Suburbs push out to the freeway at the edge of larger cities, vast tracts of uniformly manufactured townhouses abutting the rootless, restless, rushing American imperative that makes such subdivisions good business. Generica, a friend calls it. For the moment the transition seems complete. In less than a century we have moved from rural to urban, from urban to suburban. And, from the comfort of their suburban gas fireplaces, only the most wealthy can now aspire to return to the country.
And no matter where you go, nor what road you take, country radio sounds the way those new homes look.
Once the roots music of displaced farmers, country is now the rootless music of the suburbs. The prince and princess of suburban country are Garth and Wynonna, gifted performers, master marketeers, talk show veterans, archetypes of new country.
And the audience? They choose to live in those townhouses by the freeway, watch those chat shows, listen to that music. Choose all that. Everybody is happy chasing a vanilla-flavored American dream, save for a few disaffected critics and those to whom that dream is forever a mirage. (And the children of Generica who rebel; hence punk rock, gangs, drugs, fanzines.)

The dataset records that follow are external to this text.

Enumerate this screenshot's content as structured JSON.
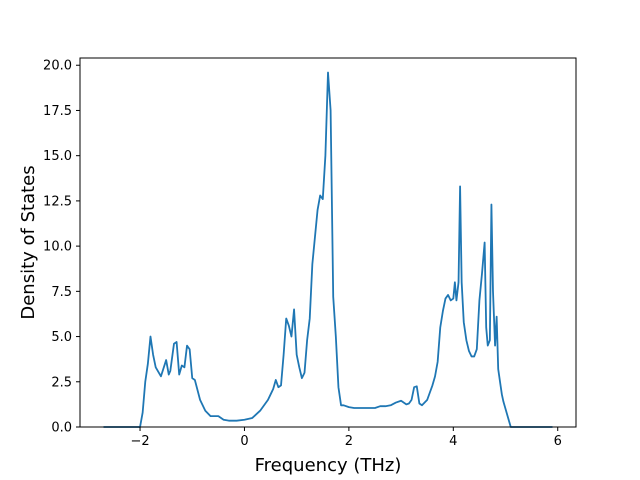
{
  "chart_data": {
    "type": "line",
    "title": "",
    "xlabel": "Frequency (THz)",
    "ylabel": "Density of States",
    "xlim": [
      -3.15,
      6.35
    ],
    "ylim": [
      0,
      20.4
    ],
    "xticks": [
      -2,
      0,
      2,
      4,
      6
    ],
    "xtick_labels": [
      "−2",
      "0",
      "2",
      "4",
      "6"
    ],
    "yticks": [
      0,
      2.5,
      5,
      7.5,
      10,
      12.5,
      15,
      17.5,
      20
    ],
    "ytick_labels": [
      "0.0",
      "2.5",
      "5.0",
      "7.5",
      "10.0",
      "12.5",
      "15.0",
      "17.5",
      "20.0"
    ],
    "grid": false,
    "color": "#1f77b4",
    "series": [
      {
        "x": [
          -2.7,
          -2.0,
          -1.95,
          -1.9,
          -1.85,
          -1.8,
          -1.75,
          -1.7,
          -1.6,
          -1.5,
          -1.45,
          -1.42,
          -1.35,
          -1.3,
          -1.25,
          -1.2,
          -1.15,
          -1.1,
          -1.05,
          -1.0,
          -0.95,
          -0.85,
          -0.75,
          -0.65,
          -0.5,
          -0.4,
          -0.3,
          -0.15,
          0.0,
          0.15,
          0.3,
          0.4,
          0.45,
          0.5,
          0.55,
          0.6,
          0.65,
          0.7,
          0.75,
          0.8,
          0.85,
          0.9,
          0.95,
          1.0,
          1.05,
          1.1,
          1.15,
          1.2,
          1.25,
          1.3,
          1.35,
          1.4,
          1.45,
          1.5,
          1.55,
          1.6,
          1.65,
          1.7,
          1.75,
          1.8,
          1.85,
          1.9,
          2.0,
          2.1,
          2.2,
          2.3,
          2.4,
          2.5,
          2.6,
          2.7,
          2.8,
          2.9,
          3.0,
          3.1,
          3.15,
          3.2,
          3.25,
          3.3,
          3.35,
          3.4,
          3.5,
          3.55,
          3.6,
          3.65,
          3.7,
          3.75,
          3.8,
          3.85,
          3.9,
          3.95,
          4.0,
          4.03,
          4.06,
          4.1,
          4.13,
          4.16,
          4.2,
          4.25,
          4.3,
          4.35,
          4.4,
          4.45,
          4.5,
          4.55,
          4.6,
          4.63,
          4.66,
          4.7,
          4.73,
          4.76,
          4.8,
          4.83,
          4.86,
          4.9,
          4.93,
          4.96,
          5.0,
          5.1,
          5.2,
          5.3,
          5.5,
          5.9
        ],
        "y": [
          0.0,
          0.0,
          0.8,
          2.5,
          3.5,
          5.0,
          4.0,
          3.3,
          2.8,
          3.7,
          2.9,
          3.1,
          4.6,
          4.7,
          2.9,
          3.4,
          3.3,
          4.5,
          4.3,
          2.7,
          2.6,
          1.5,
          0.9,
          0.6,
          0.6,
          0.4,
          0.35,
          0.35,
          0.4,
          0.5,
          0.9,
          1.3,
          1.5,
          1.8,
          2.1,
          2.6,
          2.2,
          2.3,
          4.0,
          6.0,
          5.6,
          5.0,
          6.5,
          4.0,
          3.3,
          2.7,
          3.0,
          4.8,
          6.0,
          9.0,
          10.5,
          12.0,
          12.8,
          12.6,
          15.0,
          19.6,
          17.5,
          7.2,
          5.0,
          2.2,
          1.2,
          1.2,
          1.1,
          1.05,
          1.05,
          1.05,
          1.05,
          1.05,
          1.15,
          1.15,
          1.2,
          1.35,
          1.45,
          1.25,
          1.3,
          1.5,
          2.2,
          2.25,
          1.3,
          1.2,
          1.5,
          1.9,
          2.3,
          2.8,
          3.6,
          5.5,
          6.4,
          7.1,
          7.3,
          7.0,
          7.1,
          8.0,
          7.0,
          8.0,
          13.3,
          8.0,
          5.8,
          4.8,
          4.2,
          3.9,
          3.9,
          4.3,
          7.0,
          8.5,
          10.2,
          5.5,
          4.5,
          4.8,
          12.3,
          7.5,
          4.5,
          6.1,
          3.2,
          2.4,
          1.8,
          1.4,
          1.0,
          0.0,
          0.0,
          0.0,
          0.0,
          0.0
        ]
      }
    ]
  }
}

This is not news, of course. But why it happened and how it worked, ah, that’s a good story, equal parts business-as-sport and news-as-gossip. Bruce Feiler is a Yale-educated, fifth-generation Georgian, a product of the Old South who fled north and east, then returned to the New South. Feiler renders the story with what in pro wrestling would be called a smart mark’s passion. That is, he’s a fan, he knows it’s a hustle, he likes it anyway. Maybe even he likes it because he knows it’s a hustle.

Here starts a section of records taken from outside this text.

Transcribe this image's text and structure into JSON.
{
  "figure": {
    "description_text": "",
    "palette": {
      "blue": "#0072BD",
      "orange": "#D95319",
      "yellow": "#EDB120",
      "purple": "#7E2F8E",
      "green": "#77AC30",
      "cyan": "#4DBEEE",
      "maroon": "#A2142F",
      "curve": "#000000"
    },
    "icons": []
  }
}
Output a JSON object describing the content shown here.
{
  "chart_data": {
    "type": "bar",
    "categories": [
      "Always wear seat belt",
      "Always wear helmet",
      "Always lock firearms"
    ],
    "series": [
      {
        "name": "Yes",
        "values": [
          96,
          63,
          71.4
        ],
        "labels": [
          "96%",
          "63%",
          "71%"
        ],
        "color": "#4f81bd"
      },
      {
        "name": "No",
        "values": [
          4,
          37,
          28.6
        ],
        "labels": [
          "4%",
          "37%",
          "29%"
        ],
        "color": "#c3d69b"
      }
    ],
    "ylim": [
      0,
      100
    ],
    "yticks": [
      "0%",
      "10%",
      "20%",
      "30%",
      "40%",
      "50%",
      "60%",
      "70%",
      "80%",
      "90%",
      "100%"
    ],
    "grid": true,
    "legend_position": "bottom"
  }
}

Granted exceptional access to Garth, Wynonna, Wade Hayes, and a number of other Music Row players, Feiler does a commendable job rendering their world. For the most part, he concentrates on exploring the relationship between his three subjects and their audience, and on the marketing of that relationship. It is, then, a good, solid primer on the inner workings of Music Row, with just enough chatty gossip tossed in to entice fans.
He is not (nor does he pretend to be) a music critic. No, like much of the audience for new country, Feiler is a late-arriving fan, and happy to have been invited to the party. His first three books were about running away with the circus, being a journalist in Japan, and being a graduate student at Oxford. Indeed, a largely unexplored subtext of Dreaming Out Loud concerns Feiler’s own rapprochement with the South.

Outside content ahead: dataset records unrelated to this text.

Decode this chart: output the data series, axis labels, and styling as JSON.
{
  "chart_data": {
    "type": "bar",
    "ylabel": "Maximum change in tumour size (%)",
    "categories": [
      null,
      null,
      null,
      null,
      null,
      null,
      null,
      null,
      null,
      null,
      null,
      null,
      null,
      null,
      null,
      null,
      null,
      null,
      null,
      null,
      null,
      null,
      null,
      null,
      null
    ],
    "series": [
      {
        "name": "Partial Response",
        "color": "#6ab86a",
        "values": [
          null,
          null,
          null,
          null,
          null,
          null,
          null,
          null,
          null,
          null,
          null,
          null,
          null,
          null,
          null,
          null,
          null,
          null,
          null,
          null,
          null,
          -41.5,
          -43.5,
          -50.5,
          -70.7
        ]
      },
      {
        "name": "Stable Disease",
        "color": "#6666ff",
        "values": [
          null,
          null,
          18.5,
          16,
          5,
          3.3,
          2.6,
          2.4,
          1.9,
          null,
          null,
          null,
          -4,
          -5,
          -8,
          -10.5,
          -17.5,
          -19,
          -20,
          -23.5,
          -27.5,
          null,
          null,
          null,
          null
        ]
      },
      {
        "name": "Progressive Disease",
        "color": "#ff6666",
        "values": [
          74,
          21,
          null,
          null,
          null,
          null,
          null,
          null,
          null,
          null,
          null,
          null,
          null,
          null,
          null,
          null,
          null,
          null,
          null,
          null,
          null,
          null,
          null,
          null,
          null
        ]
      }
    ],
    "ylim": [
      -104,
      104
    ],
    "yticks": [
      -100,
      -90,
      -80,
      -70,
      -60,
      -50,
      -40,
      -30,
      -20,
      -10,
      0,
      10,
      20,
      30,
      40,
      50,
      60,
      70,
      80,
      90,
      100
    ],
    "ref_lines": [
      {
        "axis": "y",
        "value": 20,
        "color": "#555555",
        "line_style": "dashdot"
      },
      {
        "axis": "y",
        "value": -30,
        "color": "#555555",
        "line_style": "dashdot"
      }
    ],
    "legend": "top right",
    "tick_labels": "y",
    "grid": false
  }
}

Feiler’s central argument is, like the best country songs, simple. First, that country music is whatever country radio will play, whatever a self-identified country audience will buy. And that it has been so since Ralph Peer recorded Jimmie Rodgers and the Carter Family in 1927. Second, that the rise of new country corresponds to the settling of America into suburbs, to rising concerns about values, to the onset of Soundscan, and to the onslaught of tabloid culture. And third, that music is now more than ever subordinate to marketing:
“The widely held view on Music Row is that good songs matter more than anything. Have a hit song (“get it in the grooves,” as the saying goes) and everything else will follow. The cold reality is: This view is mistaken. Music is important. It is the ticket that can get an artist over the threshold and into the room where the ultimate winners are chosen. But once artists cross into that room, only a few still manage to thrive. Why? The answer, to a large degree, is myth.”
Myth. There it is. Myth and Oprah. One comes late, a few steps after Mr. Feiler, but one comes to country music drawn by its capacity to reveal the unvarnished truth, that joyous link between Hank Williams and Sid Vicious. Instead one finds myth.
But, no, it really is about the music. That is part of the artist’s agony Feiler’s access reveals. The money, the fame, the myth-making, little enough of that lasts. The music — great music, anyway — that lasts. That endures. That is as close to immortality as one can hope to get. If the only standard of success is Soundscan and People magazine (and this seems to be the standard Feiler is happy to adopt), well…
Clearly the aesthetic which drives this magazine is not (nor should it be) shared by Music Row. But while there is much to argue and agonize over throughout Feiler’s book, Dreaming Out Loud is at least a solid portrait of the beast on its own terms. He does not dig too deeply, brushes by what has been lost in this transition, is satisfied (and maybe a little smug) to be on the winning team. Like the music about which he so lovingly writes, one wishes for more depth, more discovery, less detergent.